Another Virginia Democrat, Abigail Spanberger, also voted no.
“Since this crisis began, I’ve built bipartisan coalitions to advocate for the issues that matter most to the Seventh District — including direct funding for our counties, expanded high-speed internet access for our rural communities, and much-needed relief to our small businesses and individuals. These priorities mark a foundation for the House, Senate, and administration to find common ground,” Spanberger said. “At this time, we must come together to build a targeted, timely relief package that avoids partisan posturing and instead prioritizes combatting our nationwide public health emergency, addressing catastrophic unemployment rates, and protecting the security of the next generation.”
Northern Virginia Democrat Don Beyer joined McEachin on the yes side.

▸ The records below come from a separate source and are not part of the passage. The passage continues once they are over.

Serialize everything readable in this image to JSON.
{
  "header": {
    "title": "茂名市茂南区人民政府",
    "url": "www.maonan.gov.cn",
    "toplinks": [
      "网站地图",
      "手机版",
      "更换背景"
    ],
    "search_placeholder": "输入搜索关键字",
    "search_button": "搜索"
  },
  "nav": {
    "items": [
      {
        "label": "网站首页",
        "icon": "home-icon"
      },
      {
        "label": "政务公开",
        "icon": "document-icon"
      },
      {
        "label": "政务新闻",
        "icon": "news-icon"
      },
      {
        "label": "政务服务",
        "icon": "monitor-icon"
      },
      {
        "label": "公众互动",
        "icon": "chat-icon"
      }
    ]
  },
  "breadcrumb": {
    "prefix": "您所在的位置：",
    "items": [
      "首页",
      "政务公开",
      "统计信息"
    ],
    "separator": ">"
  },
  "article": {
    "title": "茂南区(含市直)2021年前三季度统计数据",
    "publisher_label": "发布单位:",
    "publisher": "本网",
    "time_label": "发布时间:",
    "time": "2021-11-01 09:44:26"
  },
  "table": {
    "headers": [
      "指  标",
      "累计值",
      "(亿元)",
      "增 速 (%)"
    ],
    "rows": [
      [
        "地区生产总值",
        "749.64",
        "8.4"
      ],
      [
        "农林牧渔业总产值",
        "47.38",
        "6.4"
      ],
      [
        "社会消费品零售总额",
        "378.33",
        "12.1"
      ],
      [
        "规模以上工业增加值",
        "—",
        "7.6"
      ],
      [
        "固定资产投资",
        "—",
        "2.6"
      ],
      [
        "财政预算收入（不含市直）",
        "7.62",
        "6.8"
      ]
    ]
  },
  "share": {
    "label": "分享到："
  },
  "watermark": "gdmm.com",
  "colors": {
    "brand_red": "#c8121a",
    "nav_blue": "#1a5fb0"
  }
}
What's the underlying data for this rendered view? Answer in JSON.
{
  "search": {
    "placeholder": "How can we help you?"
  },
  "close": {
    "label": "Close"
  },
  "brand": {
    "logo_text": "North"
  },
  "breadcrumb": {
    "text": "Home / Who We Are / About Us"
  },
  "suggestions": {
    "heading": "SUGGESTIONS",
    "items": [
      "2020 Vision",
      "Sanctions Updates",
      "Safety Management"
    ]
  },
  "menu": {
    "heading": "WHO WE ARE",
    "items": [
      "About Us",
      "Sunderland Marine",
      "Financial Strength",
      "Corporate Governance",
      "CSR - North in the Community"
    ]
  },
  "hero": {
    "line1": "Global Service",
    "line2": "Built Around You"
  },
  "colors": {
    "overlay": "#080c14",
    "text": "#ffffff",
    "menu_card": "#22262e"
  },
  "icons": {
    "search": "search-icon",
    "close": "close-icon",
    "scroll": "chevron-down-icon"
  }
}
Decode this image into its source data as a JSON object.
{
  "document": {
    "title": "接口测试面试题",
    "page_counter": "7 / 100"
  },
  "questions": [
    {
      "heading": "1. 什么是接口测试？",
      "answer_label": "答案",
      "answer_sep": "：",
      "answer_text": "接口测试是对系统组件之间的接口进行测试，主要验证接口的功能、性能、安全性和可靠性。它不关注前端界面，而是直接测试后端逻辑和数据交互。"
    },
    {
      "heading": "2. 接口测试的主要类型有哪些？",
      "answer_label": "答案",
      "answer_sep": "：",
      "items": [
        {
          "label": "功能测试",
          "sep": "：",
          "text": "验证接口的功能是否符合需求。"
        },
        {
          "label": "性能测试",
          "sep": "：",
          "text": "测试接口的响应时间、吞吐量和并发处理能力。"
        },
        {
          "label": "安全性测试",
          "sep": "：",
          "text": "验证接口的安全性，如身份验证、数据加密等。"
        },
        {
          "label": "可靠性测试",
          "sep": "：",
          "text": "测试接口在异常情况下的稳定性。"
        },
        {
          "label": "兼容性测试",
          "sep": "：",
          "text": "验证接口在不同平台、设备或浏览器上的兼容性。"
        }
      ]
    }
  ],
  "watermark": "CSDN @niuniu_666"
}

“The Heroes Act takes strong steps to fight the COVID-19 pandemic and the resulting economic devastation,” Beyer said. “It contains key provisions I sought, and I fully support it. This is the kind of far-reaching and forward-thinking approach that Congress must take to protect American lives and livelihoods.”
Virginia’s three House Republicans – Ben Cline, Morgan Griffith and Rob Wittman – were all on the no side.
“Instead of focusing on addressing the economic and health care challenges of the coronavirus, this legislation is an 1,800-page liberal wish-list, full of trillions of taxpayer dollars spent on programs entirely unrelated to the COVID-19 pandemic,” Cline said. “The bill explodes the size and scope of the Federal Government and is nothing more than a political move by Speaker Pelosi to appease the left-wing faction of her caucus.”
“We must continue to address the immense problem before us: the coronavirus and the economic damage it has inflicted,” Griffith said. “I’ve supported the several bills Congress has already passed that, while not perfect, were focused on the problem at hand. H.R. 6800 shows that Speaker Pelosi has other priorities, and those priorities aren’t helping the American people during this crisis.”
“We need to go back to the drawing board and put together a package that will receive bipartisan support,” Wittman said. “I will continue to focus on getting Americans back to work and defeating this virus by incentivizing rehiring and removing regulatory barriers to job creation, protecting small businesses, and connecting our rural communities who lack high-speed internet access.